[Dropcap]T[/dropcap]he rapid growth and adoption of generative AI (GenAI) has resulted in a scramble to provide internal audit coverage over potential risks arising from use of the technology, according to a survey by Gartner.
Gartner surveyed 102 chief audit executives (CAEs) to rate the importance of providing assurance over 35 risks. The top six risks with the greatest potential internal audit coverage increases are strategic change management, diversity equity and inclusion, organizational culture, AI-enabled cyberthreats, AI control failures, and unreliable outputs from AI models.
“As organizations increase their use of new AI technology, many internal auditors are looking to expand their coverage in this area,” said Thomas Teravainen, research specialist with the Gartner for Legal, Risk & Compliance Leaders practice. “There are a range of AI-related risks that organizations face from control failures and unreliable outputs to advanced cyberthreats. Half of the top six risks with the greatest increase in audit coverage are AI-related.”
Large Confidence Gaps for AI Risks
Publicly available GenAI applications, and those built in-house, create new and heightened risks for data and information security, privacy, IP protection and copyright infringement, as well as trust and reliability of outputs. Many enterprise GenAI initiatives are in customer-facing business units, and the proliferation of GenAI makes increasing coverage of unreliable outputs from AI models (such as biased or inaccurate information and hallucinations from AI models) a priority to protect the organization from reputational damage or potential legal action.
“Perhaps the most striking finding from this data is the degree to which internal auditors lack confidence in their ability to provide effective oversight on AI risks,” said Teravainen. “No more than 11% of respondents rating one of the aforementioned three top AI-related risks as very important considered themselves very confident in providing assurance over it.”

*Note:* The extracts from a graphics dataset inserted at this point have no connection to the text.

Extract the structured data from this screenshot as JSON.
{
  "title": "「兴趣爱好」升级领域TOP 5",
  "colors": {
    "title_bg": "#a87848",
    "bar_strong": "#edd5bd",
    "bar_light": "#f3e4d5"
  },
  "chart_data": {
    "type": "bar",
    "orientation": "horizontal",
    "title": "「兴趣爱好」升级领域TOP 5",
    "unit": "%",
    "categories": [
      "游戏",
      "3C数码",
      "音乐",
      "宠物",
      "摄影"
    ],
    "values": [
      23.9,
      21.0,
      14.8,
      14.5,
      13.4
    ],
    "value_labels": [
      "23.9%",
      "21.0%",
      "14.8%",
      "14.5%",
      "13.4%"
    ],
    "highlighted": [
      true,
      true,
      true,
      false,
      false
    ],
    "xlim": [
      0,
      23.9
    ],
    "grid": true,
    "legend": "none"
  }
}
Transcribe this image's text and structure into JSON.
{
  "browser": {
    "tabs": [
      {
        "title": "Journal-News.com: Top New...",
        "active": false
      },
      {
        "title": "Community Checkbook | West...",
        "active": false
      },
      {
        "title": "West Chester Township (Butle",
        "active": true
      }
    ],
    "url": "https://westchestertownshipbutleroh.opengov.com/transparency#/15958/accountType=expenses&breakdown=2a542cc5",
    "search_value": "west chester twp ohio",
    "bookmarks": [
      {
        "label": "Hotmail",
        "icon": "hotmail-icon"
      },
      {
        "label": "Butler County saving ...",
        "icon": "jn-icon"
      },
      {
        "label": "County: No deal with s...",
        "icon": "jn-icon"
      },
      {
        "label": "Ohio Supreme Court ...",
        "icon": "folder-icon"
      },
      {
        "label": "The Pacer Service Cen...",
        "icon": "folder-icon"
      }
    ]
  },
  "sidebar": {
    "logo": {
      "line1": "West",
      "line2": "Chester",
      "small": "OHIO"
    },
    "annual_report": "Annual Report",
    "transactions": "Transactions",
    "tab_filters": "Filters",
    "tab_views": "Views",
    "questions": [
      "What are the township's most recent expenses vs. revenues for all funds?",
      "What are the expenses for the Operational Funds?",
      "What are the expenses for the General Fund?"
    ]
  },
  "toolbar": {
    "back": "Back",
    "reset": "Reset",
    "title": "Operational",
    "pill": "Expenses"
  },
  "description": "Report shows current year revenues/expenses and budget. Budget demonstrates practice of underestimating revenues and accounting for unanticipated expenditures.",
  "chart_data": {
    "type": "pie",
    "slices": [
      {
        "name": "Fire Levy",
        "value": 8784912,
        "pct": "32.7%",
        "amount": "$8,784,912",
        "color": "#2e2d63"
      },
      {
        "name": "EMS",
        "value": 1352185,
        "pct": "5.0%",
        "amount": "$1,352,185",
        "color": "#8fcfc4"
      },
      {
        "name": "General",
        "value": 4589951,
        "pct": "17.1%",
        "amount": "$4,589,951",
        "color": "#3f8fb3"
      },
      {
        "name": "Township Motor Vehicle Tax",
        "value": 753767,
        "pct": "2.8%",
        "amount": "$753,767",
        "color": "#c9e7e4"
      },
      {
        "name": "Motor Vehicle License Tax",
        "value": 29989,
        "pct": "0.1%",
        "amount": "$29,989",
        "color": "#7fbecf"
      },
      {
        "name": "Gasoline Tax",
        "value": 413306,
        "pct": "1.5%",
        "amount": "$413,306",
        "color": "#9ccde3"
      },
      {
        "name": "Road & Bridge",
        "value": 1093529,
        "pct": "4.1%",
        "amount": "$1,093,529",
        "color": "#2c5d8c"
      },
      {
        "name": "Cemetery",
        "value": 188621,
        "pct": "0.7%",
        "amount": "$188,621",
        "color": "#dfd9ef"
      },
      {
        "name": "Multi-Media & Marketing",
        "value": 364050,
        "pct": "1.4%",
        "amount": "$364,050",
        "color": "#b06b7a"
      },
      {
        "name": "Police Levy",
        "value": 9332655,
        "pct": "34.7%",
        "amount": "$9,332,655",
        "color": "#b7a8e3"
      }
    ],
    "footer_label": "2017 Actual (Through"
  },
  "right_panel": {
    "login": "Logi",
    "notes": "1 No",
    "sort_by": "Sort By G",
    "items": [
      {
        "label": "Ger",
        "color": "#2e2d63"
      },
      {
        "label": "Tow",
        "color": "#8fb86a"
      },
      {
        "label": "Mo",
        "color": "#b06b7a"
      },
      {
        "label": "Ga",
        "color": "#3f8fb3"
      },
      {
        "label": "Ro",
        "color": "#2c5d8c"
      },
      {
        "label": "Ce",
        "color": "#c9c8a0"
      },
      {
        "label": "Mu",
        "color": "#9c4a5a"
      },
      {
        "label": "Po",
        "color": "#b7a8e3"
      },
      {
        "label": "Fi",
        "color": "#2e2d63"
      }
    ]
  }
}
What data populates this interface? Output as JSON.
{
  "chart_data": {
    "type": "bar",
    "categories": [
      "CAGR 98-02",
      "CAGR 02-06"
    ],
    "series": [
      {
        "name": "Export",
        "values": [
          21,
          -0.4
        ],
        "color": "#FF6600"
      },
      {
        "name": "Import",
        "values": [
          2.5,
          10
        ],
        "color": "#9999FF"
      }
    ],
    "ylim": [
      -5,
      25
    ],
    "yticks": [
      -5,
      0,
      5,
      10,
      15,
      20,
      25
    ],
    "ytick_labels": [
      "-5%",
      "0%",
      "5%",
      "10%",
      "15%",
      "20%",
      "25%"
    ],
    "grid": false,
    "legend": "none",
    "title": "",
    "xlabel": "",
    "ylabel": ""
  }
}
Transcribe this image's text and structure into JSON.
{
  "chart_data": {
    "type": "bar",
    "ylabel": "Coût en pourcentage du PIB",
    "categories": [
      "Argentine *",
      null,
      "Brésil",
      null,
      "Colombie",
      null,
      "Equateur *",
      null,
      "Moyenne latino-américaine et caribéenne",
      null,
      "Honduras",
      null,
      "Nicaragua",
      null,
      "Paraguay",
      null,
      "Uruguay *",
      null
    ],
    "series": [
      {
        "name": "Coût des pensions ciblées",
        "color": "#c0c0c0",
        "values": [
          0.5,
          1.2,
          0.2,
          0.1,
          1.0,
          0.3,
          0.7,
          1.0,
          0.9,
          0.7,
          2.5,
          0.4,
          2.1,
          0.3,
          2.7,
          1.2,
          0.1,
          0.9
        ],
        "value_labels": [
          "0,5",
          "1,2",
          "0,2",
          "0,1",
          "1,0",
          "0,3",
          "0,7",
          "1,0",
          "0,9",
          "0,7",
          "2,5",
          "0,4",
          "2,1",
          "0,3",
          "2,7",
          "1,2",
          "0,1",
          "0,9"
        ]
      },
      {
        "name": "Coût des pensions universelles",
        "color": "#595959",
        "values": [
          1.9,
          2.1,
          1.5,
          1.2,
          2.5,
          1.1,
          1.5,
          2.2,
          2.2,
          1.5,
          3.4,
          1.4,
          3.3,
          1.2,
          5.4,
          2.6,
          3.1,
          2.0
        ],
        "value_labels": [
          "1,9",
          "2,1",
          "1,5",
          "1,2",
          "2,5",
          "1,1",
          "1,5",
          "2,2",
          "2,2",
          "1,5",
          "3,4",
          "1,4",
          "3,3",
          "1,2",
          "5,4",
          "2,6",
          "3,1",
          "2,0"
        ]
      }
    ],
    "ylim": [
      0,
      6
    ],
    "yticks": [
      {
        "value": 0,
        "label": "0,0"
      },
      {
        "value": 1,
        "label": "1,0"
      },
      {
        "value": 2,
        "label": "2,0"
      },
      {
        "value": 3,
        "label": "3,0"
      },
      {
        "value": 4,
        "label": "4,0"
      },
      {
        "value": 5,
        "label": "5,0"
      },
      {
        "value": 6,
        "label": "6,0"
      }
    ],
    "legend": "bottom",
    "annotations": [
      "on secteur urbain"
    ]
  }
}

“With such a broad array of potential risks coming from all over the business, it’s easy to understand why auditors aren’t confident about their ability to apply assurance,” said Teravainen. “However, with CEOs and CFOs rating AI as the technology that will most significantly impact their organizations in the next three years, continued gaps in confidence will undermine CAEs’ ability to meet stakeholder expectations.”